Cartoon Rejection Rates at ‘The New Yorker’

By Jason Boog 

How many times have you been rejected? The average cartoonist who works with The New Yorker magazine could get rejected up to 15 times every single week.

Cartoon editor Bob Mankoff shared some advice about humor writing in a recent TED talk (embedded above), sharing some eye-popping statistics about cartoons as well. You can read Mankoff’s musings on cartoons every week at The Cartoon Bureau blog. Here’s an excerpt from the video:

My job is to look at 1,000 cartoons a week. But The New Yorker only can take 16 or 17 cartoons, and we have 1,000 cartoons. Of course, many, many cartoons must be rejected.
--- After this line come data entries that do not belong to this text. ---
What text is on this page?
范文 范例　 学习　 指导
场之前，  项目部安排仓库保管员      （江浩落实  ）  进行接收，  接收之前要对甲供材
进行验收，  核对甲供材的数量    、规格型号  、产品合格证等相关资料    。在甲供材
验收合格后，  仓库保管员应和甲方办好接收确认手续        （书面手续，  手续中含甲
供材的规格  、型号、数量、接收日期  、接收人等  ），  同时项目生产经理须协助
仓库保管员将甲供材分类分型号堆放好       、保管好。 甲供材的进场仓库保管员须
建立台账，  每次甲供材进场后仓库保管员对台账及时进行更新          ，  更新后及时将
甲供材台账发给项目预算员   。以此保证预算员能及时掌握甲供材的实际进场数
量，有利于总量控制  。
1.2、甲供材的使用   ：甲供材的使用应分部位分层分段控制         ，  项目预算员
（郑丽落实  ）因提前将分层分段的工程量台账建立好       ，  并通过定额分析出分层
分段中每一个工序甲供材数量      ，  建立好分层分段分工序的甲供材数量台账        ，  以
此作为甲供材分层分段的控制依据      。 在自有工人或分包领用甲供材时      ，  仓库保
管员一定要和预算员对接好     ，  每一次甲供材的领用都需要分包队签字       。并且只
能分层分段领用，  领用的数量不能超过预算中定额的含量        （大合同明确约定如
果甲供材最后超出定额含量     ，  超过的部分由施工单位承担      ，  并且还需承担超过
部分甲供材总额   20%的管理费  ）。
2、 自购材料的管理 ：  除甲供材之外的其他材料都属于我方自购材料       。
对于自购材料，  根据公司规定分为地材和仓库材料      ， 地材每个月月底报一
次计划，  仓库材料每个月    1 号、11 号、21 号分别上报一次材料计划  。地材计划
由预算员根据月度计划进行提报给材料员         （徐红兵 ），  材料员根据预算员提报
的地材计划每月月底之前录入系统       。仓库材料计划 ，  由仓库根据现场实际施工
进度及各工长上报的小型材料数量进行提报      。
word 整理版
Cartoonists come in through the magazine every week. The average cartoonist who stays with the magazine does 10 or 15 ideas every week. But they mostly are going to be rejected … Now I know all about rejection … from 1974 to 1977 I submitted 2,000 cartoons to The New Yorker, and got 2,000 cartoons rejected by The New Yorker.

Open Culture has more about Mankoff’s humor and career:

Frequent contributor Matthew Diffee’s short  satirical film Being Bob suggests Mankoff editorial selections owe much to gut response (and a jerking knee). Such intuition is hard won.